The process is broken, but when I removed various features, the accuracy was the best because the following features were not included.
・ Presence or absence of face ・ Body type ·annual income
It wasn't enough to cut things with a low correlation ratio / correlation coefficient, so I wonder if there is no choice but to actually try reducing the features.
It's quite surprising that body shape and annual income have nothing to do with the number of likes. (However, don't forget that ** the annual income is limited to 5 million or more **!)
[2019/11/14 postscript-] 【apology】 Regarding the presence or absence of a face, the actual flag is "Is the face visible on the first sheet?" (I forgot to register multiple images.) So it's not that the face doesn't matter. [--2019/11/14 postscript]
This time, I didn't use deep learning because I was studying machine learning. When I tried linear regression (normal, Lasso, Ridge), deterministic regression tree, and SVR, SVR was the best.
In addition, although it is said that the holdout method should not be done so much when this data set is small, we were able to obtain an accuracy of about 83%.
Overfitting is possible, but it can't be helped even if it takes too much time, so we will proceed with this accuracy.

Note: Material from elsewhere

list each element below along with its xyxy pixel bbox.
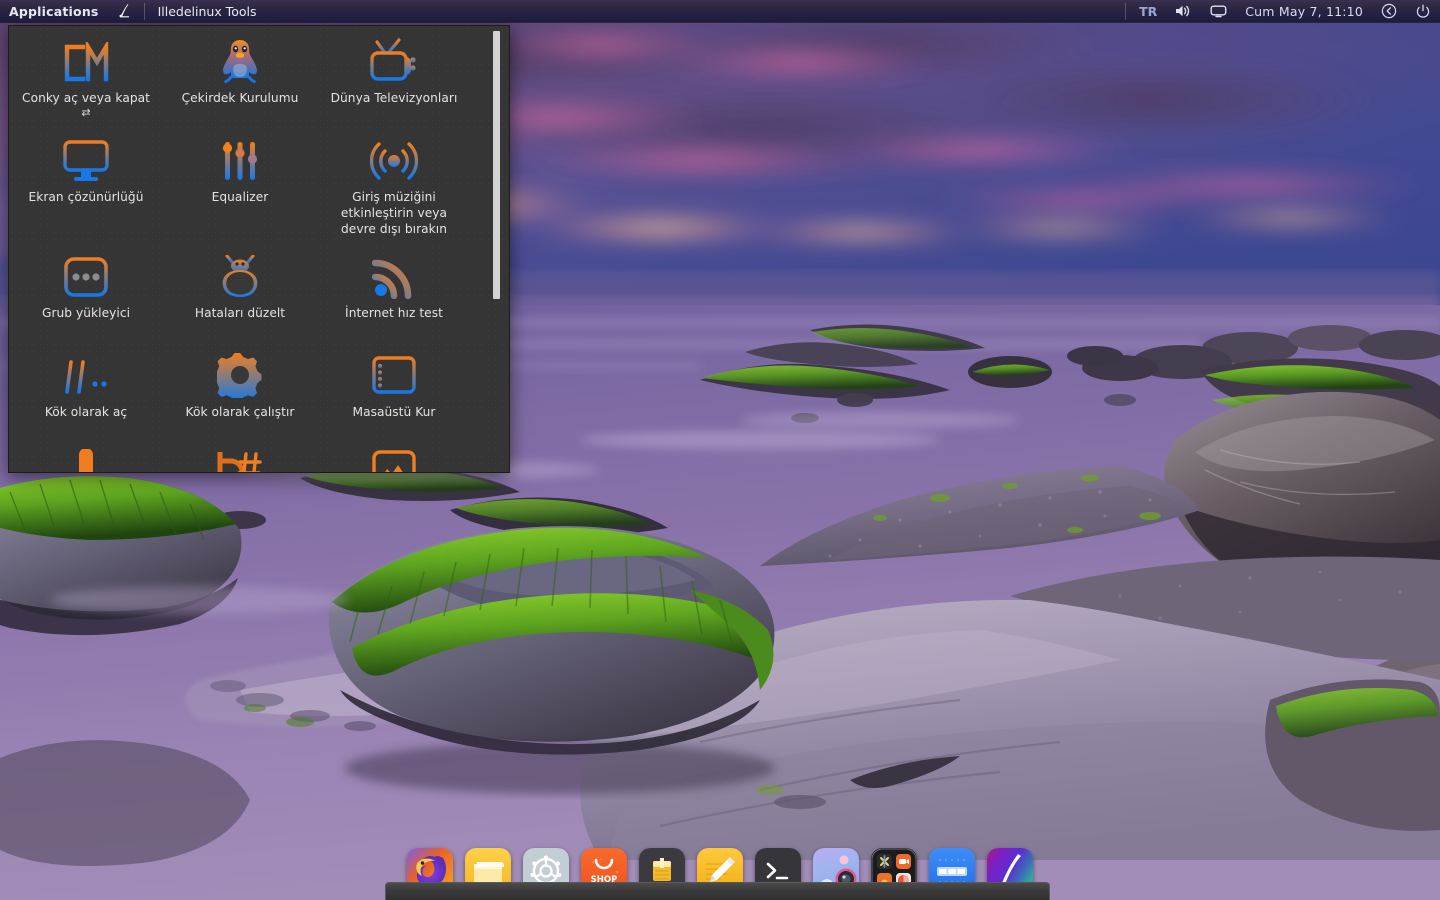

[2019/11/12 postscript-] By the way, train and test are about 8: 2. [--2019/11/12 postscript]
I quit after less than a month, but my number of likes was about 80 (Tohoho ...
I tried to see if I could predict my data correctly.
My data is below.
my_df = pd.DataFrame({
'Like number': 80.0,
'face': 'Yes',
'blood type': 'O type',
'Brothers and sisters': 'Eldest son',
'Educational background': 'University graduate',
'school name': 'None',
'Occupation': 'IT related', #2019/11/11 I forgot that I was a company employee as a trial.
'annual income': '***', # annual incomeは関係ないので秘密
'height': '171',
'Body type': 'usually',
'Marriage history': 'Single (unmarried)',
'Willingness to marry': 'I want to have a good person',
'Do you want children': 'do not know',
'Housework / childcare': 'I want to participate actively',
'Hope until we meet': 'I want to see you if you feel like it',
'First date cost': 'Men pay everything',
'Sociability': 'I like small groups',
'Housemate': 'Living alone',
'holiday': 'Saturday and Sunday',
'sake': 'to drink',
'tobacco': 'Do not smoke',
'name_alpha': 0
}, index=[0])
##Label encoding and frequency encoding below...
#Drop the number of likes and convert to numpy
X = my_df.iloc[:, 1:].values
#Prediction! !! !! !!
print(model_svr_rbf1.predict(X))
result
[73.22405579]
Don't give out numbers in the distance !!!! (Machine learning is amazing)
(2019/11/11: I forgot that I made the job type a company employee as a trial (result: about 64-like). I fixed it to the IT related input at that time. The IT related is a better impression! ?)
By the way, after this, if I put in my own value and trained, the accuracy (overall) improved (about 83 → 86%), so there is a great possibility that the like I got was a reasonable number (tears).
...
'Educational background': 'Graduate school graduate', #Change from college graduate
...
#result
[207.56731856]
A terrifying educational background.
...
'height': '180', #Changed from 171
...
#result
[164.67592949]
Terrifying height.
The prediction machine was made with a sloppy accuracy of about 86%. Does this mean that the number of likes changes depending on the choices?
And there was no relationship between annual income (if it was 5 million or more) and body shape (although I am a normal body type). In other words, there may have been a factor that did not make the choice I chose.
Based on the results, it seems that the annual income has nothing to do with it, so I will do my best to grow taller in the future.